I can imagine this featherless avian with wings
Protruding past the context of thick pine branches
And you sway like a mourner when the wind
Scrapes your hollow bones in the dry afternoon.
You fertilize the atmosphere with your tawny skin.
Let the coroner assume you departed on your own terms,
Smelling the world before you, shaded
Between picket fences in your ideal retirement
And your funeral pyre of green. Altar to oxygen,
Where ammonia might be needed
To desecrate your remains, remnants,
Remembrance. But why would we bury
Poultry? We drank absinthe for you,
And we sat around and imagined a world
Where processions of insects honored their god.
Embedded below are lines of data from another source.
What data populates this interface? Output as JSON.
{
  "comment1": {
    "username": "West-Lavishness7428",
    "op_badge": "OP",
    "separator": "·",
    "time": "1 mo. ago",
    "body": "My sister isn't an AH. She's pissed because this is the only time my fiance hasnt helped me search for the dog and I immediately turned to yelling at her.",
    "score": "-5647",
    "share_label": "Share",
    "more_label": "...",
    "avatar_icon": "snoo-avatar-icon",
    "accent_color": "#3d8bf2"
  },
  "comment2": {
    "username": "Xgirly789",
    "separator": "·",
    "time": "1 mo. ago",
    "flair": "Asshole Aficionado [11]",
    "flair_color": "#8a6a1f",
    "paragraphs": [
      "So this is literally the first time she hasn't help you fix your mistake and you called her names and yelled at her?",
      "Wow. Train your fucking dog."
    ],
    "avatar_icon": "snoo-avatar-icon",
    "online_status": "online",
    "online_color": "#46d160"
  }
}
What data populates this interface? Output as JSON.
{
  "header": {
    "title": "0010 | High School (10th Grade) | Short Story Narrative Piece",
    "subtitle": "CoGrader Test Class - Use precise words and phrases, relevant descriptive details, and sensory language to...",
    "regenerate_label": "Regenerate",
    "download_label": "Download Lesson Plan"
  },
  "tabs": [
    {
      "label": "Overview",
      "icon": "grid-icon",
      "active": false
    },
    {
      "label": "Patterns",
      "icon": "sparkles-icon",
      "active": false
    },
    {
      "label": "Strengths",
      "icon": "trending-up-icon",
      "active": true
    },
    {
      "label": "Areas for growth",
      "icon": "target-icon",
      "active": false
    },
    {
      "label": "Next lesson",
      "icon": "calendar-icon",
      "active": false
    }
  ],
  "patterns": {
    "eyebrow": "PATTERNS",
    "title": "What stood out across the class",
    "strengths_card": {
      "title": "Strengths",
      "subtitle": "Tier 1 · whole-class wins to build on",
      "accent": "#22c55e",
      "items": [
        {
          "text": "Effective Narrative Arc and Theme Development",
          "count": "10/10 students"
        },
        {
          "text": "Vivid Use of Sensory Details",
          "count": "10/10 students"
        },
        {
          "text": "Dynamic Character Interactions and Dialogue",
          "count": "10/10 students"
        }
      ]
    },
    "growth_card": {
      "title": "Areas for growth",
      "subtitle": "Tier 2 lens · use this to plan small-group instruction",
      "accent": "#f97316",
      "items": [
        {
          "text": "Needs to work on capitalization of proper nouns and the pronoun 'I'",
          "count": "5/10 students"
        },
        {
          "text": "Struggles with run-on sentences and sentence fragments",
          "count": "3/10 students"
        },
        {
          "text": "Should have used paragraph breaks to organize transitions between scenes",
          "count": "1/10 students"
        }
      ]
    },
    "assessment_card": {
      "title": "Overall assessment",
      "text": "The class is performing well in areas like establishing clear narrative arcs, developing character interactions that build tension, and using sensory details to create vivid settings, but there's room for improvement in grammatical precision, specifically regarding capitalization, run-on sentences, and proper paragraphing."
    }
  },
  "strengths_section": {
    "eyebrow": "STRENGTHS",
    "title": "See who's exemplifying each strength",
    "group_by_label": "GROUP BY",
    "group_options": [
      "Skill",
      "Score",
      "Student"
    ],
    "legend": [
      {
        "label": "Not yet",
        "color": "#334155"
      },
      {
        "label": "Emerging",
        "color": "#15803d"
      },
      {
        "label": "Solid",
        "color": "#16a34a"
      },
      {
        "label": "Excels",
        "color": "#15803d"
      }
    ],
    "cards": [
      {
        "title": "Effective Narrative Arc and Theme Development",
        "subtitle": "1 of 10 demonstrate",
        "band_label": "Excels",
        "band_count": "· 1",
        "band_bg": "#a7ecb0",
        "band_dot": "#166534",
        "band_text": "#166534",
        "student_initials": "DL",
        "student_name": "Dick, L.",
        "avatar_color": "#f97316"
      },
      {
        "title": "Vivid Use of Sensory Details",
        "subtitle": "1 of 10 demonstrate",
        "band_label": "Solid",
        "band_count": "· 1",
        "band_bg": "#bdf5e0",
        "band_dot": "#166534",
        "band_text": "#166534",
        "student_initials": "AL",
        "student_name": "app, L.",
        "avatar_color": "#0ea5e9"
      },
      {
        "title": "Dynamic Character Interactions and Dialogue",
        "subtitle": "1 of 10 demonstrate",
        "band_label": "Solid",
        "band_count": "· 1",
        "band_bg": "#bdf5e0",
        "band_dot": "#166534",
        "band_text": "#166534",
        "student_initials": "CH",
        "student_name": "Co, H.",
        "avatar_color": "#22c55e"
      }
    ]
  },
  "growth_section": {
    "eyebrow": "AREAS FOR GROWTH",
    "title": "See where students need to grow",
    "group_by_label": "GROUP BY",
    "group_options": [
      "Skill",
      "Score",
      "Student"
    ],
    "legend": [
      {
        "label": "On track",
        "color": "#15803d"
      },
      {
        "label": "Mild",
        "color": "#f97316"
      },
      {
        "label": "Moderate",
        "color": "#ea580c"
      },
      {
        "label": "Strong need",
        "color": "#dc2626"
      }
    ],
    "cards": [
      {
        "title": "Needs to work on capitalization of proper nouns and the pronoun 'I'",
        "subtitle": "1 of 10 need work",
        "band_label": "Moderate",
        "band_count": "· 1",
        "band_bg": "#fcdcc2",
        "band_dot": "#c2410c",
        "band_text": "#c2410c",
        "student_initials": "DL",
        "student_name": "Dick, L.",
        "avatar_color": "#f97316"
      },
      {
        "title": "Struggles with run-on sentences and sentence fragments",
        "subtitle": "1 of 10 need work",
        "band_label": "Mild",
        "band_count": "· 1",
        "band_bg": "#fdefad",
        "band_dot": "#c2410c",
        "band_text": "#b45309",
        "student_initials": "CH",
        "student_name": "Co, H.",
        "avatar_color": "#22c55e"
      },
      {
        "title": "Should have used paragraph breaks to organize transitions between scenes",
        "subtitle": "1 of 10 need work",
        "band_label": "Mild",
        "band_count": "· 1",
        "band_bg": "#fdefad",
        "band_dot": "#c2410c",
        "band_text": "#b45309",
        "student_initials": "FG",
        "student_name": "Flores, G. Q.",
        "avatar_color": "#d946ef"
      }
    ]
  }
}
The owls in mourning roiled and rolled like dervishes
In deserted plazas with more bullet holes
Than mouths to feed.
You were only a bird because you dragged comets
Like worms and died the death of a persona-non-grata.
II
But this was you, child of the sky, with stardust
Streaking across your cheeks, entangled
In a web of your untruthful wings;
Parachute of a cosmonaut or a waxwing.
You are not a bird at all, but a descendant
Of circumstance. Planting flags on the moon
Won’t grow you a country and planting
Your body won’t grow you a self.
But I see you, swinging crazed
From your branch. You implore a proper
Burial of mammalian proportion, beneath
The dirt; A half-hearted inscription
Delivered to the coroner
a month late, on a napkin.
But let’s assume you went
Without agency, wielding star-spangled
Knives and you swallowed your last drops of blood
From the last worm you had caught.
Your helmet dropped, glitter eyes form one;
White plastic encasing your talons,
Decaying off your arm like wings,
Oxygen apparatus hanging like tail feathers,
Eyes wild like the tree caught prey,
Tied up in years to come and swallowed
By the earth, songs of electronics
And wires only left for the ears of blind giants.